On top of this I hold several different committee assignments in the Fr. Bernard Donnelly AOH alongside my primary recording secretary duties. I also work part-time as an usher team captain for the Kauffman Center for the Performing Arts and now have somewhat of a hands off approach to my Mom’s efforts in leading and organizing a local progressive protest organization called Blue Brookside. Simply put, I have to persist at this higher speed to keep track of everything.

One of the first phrases I learned when I started studying Irish in 2007 was one which I initially misheard: Tóg go bog é, which translates as “Take it easy!” This is a nice sentiment, and one which I’m trying to live, to be less worried, to inflict less stress upon myself.
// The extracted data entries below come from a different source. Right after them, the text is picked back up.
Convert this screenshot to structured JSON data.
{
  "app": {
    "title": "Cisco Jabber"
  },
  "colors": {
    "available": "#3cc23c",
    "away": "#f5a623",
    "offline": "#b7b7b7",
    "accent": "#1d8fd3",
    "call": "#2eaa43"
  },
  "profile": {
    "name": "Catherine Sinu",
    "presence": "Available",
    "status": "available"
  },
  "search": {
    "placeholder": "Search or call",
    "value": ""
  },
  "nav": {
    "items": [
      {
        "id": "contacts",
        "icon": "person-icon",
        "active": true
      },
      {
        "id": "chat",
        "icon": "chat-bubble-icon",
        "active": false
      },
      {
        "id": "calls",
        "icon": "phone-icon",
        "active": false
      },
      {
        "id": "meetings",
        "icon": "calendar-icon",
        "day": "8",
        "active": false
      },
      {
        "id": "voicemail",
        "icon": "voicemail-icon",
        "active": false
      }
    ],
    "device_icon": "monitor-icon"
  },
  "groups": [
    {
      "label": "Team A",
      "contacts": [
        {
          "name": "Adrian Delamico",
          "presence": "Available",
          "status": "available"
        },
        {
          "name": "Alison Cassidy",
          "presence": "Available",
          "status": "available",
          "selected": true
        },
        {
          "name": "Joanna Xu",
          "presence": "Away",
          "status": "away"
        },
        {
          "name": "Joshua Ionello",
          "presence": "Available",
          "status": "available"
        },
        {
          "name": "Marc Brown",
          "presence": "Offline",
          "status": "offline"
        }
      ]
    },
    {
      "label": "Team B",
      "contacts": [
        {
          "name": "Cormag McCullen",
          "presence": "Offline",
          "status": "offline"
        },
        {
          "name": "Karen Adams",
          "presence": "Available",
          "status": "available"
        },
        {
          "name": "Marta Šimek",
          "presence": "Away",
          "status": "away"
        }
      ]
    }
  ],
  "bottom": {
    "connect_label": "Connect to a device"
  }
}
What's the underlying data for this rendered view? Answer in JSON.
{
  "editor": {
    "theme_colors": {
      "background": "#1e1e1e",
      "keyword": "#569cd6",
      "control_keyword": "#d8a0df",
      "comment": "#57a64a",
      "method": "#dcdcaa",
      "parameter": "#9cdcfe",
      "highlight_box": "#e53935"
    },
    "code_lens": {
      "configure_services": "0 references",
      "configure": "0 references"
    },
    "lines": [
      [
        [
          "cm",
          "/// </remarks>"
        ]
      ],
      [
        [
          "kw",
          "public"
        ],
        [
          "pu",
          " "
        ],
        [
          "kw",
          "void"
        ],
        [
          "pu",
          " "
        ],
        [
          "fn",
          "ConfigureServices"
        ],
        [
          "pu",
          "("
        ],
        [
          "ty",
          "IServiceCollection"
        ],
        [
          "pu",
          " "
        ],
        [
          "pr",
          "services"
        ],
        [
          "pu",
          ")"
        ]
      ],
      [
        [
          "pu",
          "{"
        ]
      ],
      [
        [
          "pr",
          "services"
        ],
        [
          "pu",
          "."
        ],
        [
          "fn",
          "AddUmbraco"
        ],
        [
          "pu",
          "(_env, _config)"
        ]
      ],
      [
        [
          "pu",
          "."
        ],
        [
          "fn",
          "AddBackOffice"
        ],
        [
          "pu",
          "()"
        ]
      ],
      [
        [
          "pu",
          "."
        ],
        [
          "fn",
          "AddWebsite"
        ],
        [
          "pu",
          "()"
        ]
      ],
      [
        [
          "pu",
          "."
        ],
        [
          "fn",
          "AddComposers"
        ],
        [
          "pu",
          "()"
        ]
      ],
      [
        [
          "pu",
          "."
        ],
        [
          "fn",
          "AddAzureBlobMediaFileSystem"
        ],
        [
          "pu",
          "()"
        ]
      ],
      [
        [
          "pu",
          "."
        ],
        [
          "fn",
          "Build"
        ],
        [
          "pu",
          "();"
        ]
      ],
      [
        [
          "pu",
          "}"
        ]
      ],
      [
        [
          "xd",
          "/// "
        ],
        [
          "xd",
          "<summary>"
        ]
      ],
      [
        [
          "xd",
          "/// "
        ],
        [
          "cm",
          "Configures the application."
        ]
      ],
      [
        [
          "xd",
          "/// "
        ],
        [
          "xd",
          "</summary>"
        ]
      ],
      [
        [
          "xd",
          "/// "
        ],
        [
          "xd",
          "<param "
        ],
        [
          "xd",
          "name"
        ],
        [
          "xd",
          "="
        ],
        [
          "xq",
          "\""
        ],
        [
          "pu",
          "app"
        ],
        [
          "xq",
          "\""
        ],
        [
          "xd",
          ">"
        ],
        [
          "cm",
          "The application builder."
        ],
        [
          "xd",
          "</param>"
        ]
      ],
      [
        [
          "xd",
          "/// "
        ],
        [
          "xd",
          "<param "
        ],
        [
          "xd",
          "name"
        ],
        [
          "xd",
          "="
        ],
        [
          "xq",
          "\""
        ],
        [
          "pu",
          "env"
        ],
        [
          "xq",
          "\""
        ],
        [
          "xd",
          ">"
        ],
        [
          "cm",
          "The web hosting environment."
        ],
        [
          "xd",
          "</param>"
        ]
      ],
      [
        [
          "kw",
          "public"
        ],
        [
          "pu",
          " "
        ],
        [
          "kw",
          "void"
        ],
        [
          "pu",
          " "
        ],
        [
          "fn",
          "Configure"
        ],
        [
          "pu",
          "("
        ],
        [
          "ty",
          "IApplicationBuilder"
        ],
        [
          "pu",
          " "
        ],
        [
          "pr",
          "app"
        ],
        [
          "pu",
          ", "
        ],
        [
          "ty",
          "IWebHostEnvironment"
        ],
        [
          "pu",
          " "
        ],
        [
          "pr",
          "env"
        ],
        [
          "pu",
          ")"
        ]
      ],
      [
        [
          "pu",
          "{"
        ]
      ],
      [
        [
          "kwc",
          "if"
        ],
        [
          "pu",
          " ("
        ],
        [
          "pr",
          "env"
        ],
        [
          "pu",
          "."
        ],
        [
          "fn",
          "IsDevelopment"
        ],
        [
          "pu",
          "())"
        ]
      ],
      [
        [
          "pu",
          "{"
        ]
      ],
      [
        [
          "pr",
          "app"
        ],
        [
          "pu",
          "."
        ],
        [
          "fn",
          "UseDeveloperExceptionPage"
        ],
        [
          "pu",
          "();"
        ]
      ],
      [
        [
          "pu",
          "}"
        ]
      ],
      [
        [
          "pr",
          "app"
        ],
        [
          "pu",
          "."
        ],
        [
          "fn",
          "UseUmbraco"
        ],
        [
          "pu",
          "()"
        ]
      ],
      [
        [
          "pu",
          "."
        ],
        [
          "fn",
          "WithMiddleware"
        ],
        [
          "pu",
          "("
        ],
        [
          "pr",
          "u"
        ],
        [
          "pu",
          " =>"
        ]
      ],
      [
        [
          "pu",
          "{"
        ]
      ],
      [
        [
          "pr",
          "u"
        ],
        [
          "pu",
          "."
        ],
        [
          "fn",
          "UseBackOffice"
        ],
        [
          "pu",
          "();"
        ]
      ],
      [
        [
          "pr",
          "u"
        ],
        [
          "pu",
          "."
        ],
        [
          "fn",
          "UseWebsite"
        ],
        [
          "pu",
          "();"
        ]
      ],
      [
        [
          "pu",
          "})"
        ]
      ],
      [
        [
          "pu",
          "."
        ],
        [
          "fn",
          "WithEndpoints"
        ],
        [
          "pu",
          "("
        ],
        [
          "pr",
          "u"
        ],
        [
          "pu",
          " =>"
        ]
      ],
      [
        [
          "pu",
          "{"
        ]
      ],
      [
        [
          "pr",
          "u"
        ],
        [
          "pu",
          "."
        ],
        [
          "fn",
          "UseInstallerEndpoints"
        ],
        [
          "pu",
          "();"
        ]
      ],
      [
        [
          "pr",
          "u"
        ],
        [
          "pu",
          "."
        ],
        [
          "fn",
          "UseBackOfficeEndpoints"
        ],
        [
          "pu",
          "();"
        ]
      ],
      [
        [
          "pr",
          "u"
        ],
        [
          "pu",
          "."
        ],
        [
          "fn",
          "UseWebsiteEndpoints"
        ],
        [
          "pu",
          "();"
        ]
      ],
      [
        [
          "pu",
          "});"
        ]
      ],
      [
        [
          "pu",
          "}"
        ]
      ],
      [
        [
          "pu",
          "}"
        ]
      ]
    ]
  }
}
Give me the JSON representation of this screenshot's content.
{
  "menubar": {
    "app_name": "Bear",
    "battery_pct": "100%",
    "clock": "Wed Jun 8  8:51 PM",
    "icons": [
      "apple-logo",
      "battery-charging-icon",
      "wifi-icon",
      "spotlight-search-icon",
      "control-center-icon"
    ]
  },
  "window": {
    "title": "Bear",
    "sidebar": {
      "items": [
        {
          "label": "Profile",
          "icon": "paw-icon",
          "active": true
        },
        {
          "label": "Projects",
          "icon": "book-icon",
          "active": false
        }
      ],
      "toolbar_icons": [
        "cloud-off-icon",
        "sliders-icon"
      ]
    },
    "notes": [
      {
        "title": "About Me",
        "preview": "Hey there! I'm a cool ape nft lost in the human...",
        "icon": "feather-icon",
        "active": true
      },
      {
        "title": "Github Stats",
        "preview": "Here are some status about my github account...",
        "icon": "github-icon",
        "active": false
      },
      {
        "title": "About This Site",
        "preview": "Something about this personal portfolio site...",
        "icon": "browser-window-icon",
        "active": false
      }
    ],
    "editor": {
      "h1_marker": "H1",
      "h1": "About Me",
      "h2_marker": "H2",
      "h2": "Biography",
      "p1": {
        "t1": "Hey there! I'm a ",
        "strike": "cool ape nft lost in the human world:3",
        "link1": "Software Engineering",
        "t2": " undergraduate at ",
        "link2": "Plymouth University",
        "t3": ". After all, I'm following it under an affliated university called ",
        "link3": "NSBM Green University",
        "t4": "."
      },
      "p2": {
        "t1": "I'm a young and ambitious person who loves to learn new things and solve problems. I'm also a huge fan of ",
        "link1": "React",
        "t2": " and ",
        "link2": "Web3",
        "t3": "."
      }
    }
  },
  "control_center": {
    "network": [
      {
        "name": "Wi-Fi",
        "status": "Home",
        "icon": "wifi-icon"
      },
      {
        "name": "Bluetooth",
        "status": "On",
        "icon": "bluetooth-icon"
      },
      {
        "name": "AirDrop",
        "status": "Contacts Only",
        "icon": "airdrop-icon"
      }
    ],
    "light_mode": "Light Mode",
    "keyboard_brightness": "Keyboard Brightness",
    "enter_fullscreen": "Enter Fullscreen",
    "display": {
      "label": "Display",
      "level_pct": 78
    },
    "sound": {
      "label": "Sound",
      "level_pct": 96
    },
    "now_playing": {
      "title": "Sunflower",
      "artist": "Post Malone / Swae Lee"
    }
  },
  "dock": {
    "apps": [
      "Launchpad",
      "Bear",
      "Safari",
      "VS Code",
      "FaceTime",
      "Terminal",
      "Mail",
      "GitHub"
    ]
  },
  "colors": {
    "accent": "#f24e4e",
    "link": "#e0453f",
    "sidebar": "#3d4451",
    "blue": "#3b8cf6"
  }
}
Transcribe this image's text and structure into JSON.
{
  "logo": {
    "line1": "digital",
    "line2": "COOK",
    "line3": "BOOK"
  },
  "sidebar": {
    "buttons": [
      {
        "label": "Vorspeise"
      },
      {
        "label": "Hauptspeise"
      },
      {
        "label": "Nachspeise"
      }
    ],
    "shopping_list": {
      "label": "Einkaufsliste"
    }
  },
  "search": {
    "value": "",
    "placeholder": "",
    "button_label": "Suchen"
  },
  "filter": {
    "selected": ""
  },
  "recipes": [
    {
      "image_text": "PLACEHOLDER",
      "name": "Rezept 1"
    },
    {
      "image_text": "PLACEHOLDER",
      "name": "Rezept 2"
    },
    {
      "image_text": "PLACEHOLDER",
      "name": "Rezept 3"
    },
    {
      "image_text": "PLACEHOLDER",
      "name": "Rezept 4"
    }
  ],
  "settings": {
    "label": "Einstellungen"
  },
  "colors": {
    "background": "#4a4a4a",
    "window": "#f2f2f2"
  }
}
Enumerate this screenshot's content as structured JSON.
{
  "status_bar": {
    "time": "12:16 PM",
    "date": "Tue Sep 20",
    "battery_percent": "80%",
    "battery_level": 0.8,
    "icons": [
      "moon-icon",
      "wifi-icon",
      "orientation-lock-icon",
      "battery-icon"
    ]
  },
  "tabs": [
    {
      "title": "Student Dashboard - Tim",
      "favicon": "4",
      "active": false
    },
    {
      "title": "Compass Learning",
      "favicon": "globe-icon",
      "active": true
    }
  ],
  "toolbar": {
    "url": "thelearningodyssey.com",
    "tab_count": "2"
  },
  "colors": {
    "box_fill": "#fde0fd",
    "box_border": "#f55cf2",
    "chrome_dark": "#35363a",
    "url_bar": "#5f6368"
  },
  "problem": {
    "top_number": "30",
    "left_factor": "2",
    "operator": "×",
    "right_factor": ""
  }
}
Perhaps even though I didn’t identify it as such this may well be what I’m trying to give up for Lent this year. You might say it’s working in some stripes yet not in others. What remains is a key question about how I can grow from finding this balance between busyness and nonchalance? Maybe this is something we all need, time away from the constant stream of information and news and worry. I’ve recently begun responding when people talk about social media that I admire those who’ve dropped away from it; were it not such a good way of staying in touch with friends and family near and far I probably would do that too.Let this be a motto for us to aspire to: tóg go bog é, take it easy.